Engineering Data Reduction for Nested Dissection
Lara Ost, Christian Schulz, Darren Strash
TL;DR
The paper tackles computing low-fill, high-quality node orderings for sparse linear systems by introducing a practical data-reduction framework that precedes nested dissection. It combines four exact and two inexact reduction rules—including simplicial, indistinguishable, twin, path compression, degree-2 elimination, and triangle contraction—to shrink the input graph to a smaller, equivalent instance before ordering, then lifts the result back to the original graph. This approach improves both the quality of the elimination orders and the running time, outperforming state-of-the-art methods and achieving substantial speedups in road-network benchmarks. By integrating theory from minimum triangulation with engineering-focused reductions, the method provides a scalable, effective preprocessing step for order generation in large sparse systems.
Abstract
Many applications rely on time-intensive matrix operations, such as factorization, which can be sped up significantly for large sparse matrices by interpreting the matrix as a sparse graph and computing a node ordering that minimizes the so-called fill-in.

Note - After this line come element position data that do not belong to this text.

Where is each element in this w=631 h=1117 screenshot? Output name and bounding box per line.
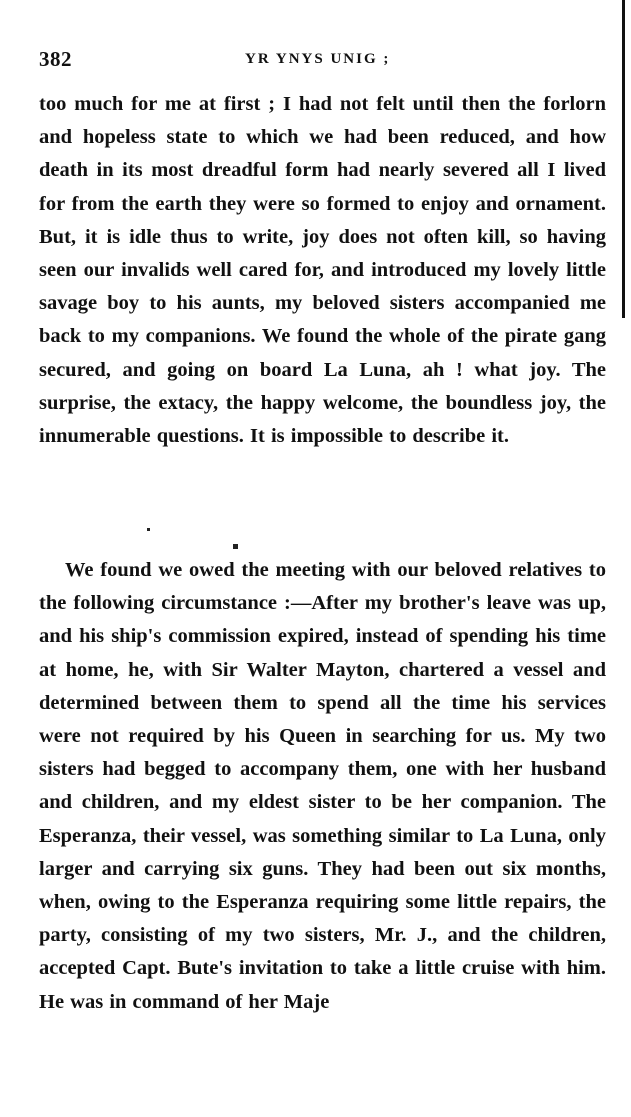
paragraph-1: [39, 88, 606, 453]
page-header: [39, 47, 605, 73]
paragraph-2-text: We found we owed the meeting with our beloved relatives to the following circumstance :—After my brother's leave was up, and his ship's commission expired, instead of spending his time at home, he, with Sir Walter Mayton, chartered a vessel and determined between them to spend all the time his services were not required by his Queen in searching for us. My two sisters had begged to accompany them, one with her husband and children, and my eldest sister to be her companion. The Esperanza, their vessel, was something similar to La Luna, only larger and carrying six guns. They had been out six months, when, owing to the Esperanza requiring some little repairs, the party, consisting of my two sisters, Mr. J., and the children, accepted Capt. Bute's invitation to take a little cruise with him. He was in command of her Maje: [39, 559, 606, 1013]
running-head: YR YNYS UNIG ;: [245, 51, 391, 67]
ink-speck: [147, 528, 150, 531]
page-edge-rule: [622, 0, 625, 318]
paragraph-2: [39, 554, 606, 1019]
paragraph-1-text: too much for me at first ; I had not felt until then the forlorn and hopeless state to which we had been reduced, and how death in its most dreadful form had nearly severed all I lived for from the earth they were so formed to enjoy and ornament. But, it is idle thus to write, joy does not often kill, so having seen our invalids well cared for, and introduced my lovely little savage boy to his aunts, my beloved sisters accompanied me back to my companions. We found the whole of the pirate gang secured, and going on board La Luna, ah ! what joy. The surprise, the extacy, the happy welcome, the boundless joy, the innumerable questions. It is impossible to describe it.: [39, 93, 606, 448]
page-number: 382: [39, 47, 72, 71]
ink-speck: [233, 544, 238, 549]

In this paper, we engineer new data reduction rules for the minimum fill-in problem, which significantly reduce the size of the graph while producing an equivalent (or near-equivalent) instance. By applying both new and existing data reduction rules exhaustively before nested dissection, we obtain improved quality and at the same time large improvements in running time on a variety of instances. Our overall algorithm outperforms the state-of-the-art significantly: it not only yields better elimination orders, but it does so significantly faster than previously possible. For example, on road networks, where nested dissection algorithms are typically used as a preprocessing step for shortest path computations, our algorithms are on average six times faster than Metis while computing orderings with less fill-in.